A Suns win and a Dallas loss in Cleveland would have sliced the Mavericks' lead in the playoff chase to 2 1/2 games with a face-to-face meeting in Dallas still on the horizon. All the momentum would have been with the Suns as they headed off Sunday to Sacramento -- a place where they have dominated lately. So how did the Suns respond? How about listless first quarter and a downright awful second (11 points) against the Jazz? Then with the starters having dug the lion's share of a 21-point deficit, the Phoenix bench put together an improbable rally in one of the NBA's toughest building, spurring the Suns to a seven-point lead with two minutes left.
And the Suns gave it all back. Suddenly the shots stopped falling. The defense sagged. Grant Hill flat out dropped and inbounds pass out of bounds just before he was about to be intentionally fouled. And when the dust settled, Phoenix had let a game it absolutely had to have slip through its fingers -- along with a chance to put some heat on Dallas and Mark Cuban's Twitter fingers.
Phoenix still can carve a game off the deficit if it can beat the Kings while LeBron James does his thing against Dallas. But there are only nine games left for the Suns, and chances are they won't get a better opportunity to apply pressure than they had against the Jazz.

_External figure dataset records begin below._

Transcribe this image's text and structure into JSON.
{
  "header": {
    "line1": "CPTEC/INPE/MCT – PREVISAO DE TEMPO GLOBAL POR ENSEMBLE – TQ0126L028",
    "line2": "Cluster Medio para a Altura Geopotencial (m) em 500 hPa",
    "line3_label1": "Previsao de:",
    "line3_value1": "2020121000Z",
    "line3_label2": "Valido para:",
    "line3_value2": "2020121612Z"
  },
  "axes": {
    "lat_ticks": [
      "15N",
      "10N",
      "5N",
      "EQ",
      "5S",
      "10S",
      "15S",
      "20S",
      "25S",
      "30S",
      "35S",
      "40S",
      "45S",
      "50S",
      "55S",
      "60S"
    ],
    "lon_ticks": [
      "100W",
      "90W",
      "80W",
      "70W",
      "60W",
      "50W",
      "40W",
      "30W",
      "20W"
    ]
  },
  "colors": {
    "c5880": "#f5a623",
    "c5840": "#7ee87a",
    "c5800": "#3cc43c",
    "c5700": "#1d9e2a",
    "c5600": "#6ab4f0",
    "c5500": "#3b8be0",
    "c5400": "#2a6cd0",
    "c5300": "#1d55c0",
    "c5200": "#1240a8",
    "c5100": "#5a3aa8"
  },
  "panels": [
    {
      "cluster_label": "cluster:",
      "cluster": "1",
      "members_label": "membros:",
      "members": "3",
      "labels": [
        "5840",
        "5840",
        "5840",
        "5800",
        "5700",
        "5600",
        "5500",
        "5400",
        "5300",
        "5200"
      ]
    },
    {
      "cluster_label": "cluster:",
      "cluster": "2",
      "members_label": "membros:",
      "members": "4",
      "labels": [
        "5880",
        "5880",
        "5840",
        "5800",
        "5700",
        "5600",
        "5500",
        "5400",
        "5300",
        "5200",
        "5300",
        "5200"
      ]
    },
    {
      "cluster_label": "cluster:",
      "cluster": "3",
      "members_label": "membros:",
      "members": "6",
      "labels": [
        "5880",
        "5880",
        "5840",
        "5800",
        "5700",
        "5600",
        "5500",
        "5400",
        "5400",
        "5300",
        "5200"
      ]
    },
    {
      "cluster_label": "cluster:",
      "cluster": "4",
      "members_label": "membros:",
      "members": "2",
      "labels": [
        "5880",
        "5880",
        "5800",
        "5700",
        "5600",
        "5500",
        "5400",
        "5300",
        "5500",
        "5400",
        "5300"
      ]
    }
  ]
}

JAZZ 104, SUNS 99 (OT): Down 21 points in the third quarter, the Suns put on a furious rally led by their bench and forged an 88-81 lead with two minutes left. But Phoenix couldn't close the deal, and Utah forced overtime and eventually pulled away behind 26 points and 11 rebounds from Mehmet Okur and 21 points and 13 assists from Deron Williams.
Steve Nash had 20 points for the Suns, and both Shaquille O'Neal (16 points, 10 rebounds) and Matt Barnes (14 points, 10 rebounds) recorded double-doubles. But the Suns blew a four-point lead with 30 seconds to go and folded after scoring the first four points of overtime.